Pelosi's Forced March Politics

Conservatives have always been irritated by Nancy Pelosi. But she is certainly one tough Speaker of the House of Representatives. Of course, she leads a majority of 257-178. That's a majority of 79. You can be plenty tough with a 79 seat majority.

In The Politico, John Bresnahan and Jonathan Allen marvel at her strong leadership and the brutal election year she faces. It's the usual Democratic-leaning approach. Strong leader Pelosi faces challenges from party splits as she heads into election year.

But I wonder if the take-no-prisoners strategy, that now seems to be include procedural shenanigans to get ObamaCare over the line, won't turn out to be a monumental error.

We complain about politicians because they are such wusses. They are like horses; they shy at the least little thing. There's a practical reason for that. Politicians want to please their supporters and give them goodies, but they don't want to rile up the opposition.

You don't let sleeping dogs lie because you are a nice guy. You do it because it is almost always the best way of keeping your seat.

President Obama and Speaker Pelosi seem to have gone out of their way to rile up the opposition. Whether that is deliberate, whether it is clumsiness, or just a feeling that the opposition is too weak to count, I don't know.

But my judgment is that the partisan agenda and tone of the 2009-2010 season will turn out to be a big minus for Democrats. It is teaching moderates and independents all across America that the Democrats are not the family-friendly moderates they liked to appear in 2006 and 2008.

Democrats are teaching non-political Americans that, if you elect a Democrat, you are going to get a very liberal government. That is something they strained mightily to avoid in the years from 1992 to 2008.

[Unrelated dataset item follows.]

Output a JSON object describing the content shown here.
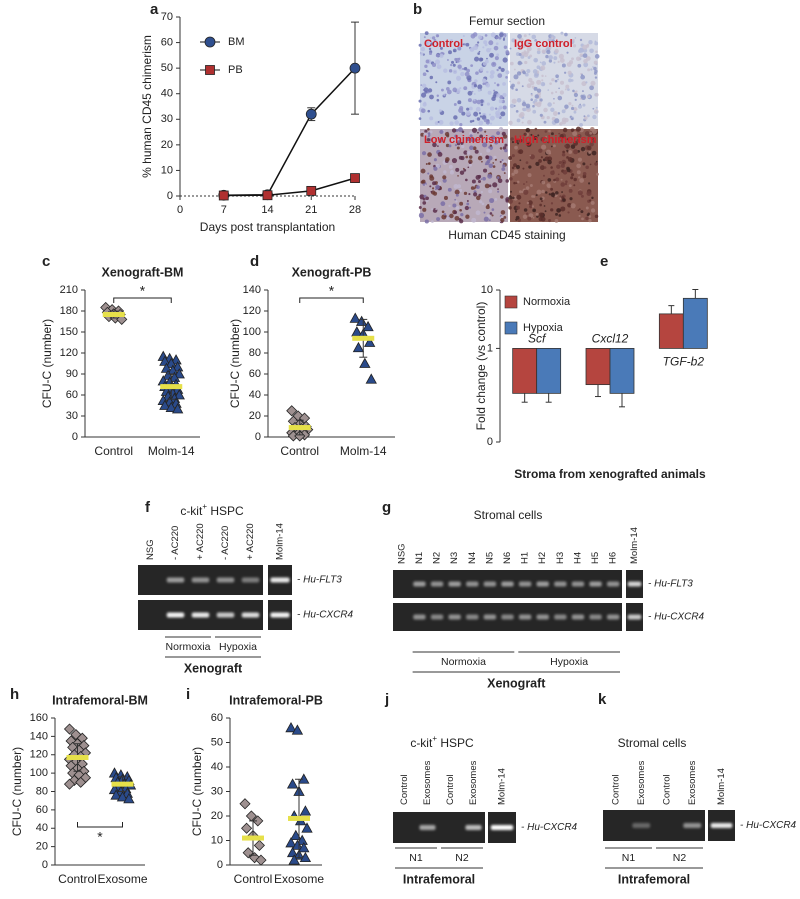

The default sentiment of the moderates and independents seems to be that first you take care of the economy. Then, if the economy is rattling along, well, you can pass a program or two to help people. It feels like the right thing to do.

Obama Democrats are doing things the other way round. They are concentrating on liberal agenda items with huge price tags, and they are letting the economy wither on the vine with discredited Keynesian pump priming (discredited except at The New York Times).

Instead of figuring out what they can pass with a few Republican moderates they are going for the big play, on a straight partisan game plan.

The reason we have the idea of governing with the "consent of the governed" enshrined in the Declaration of Independence is that it is a good practical basis for government. It minimizes the number of people that get all riled up and want to change things radically.

Democrats are forgetting this fundamental piece of political wisdom and they are going to pay for it, big time.

The poster girl of failure is going to be Speaker Nancy Pelosi and her forced-march partisan politics.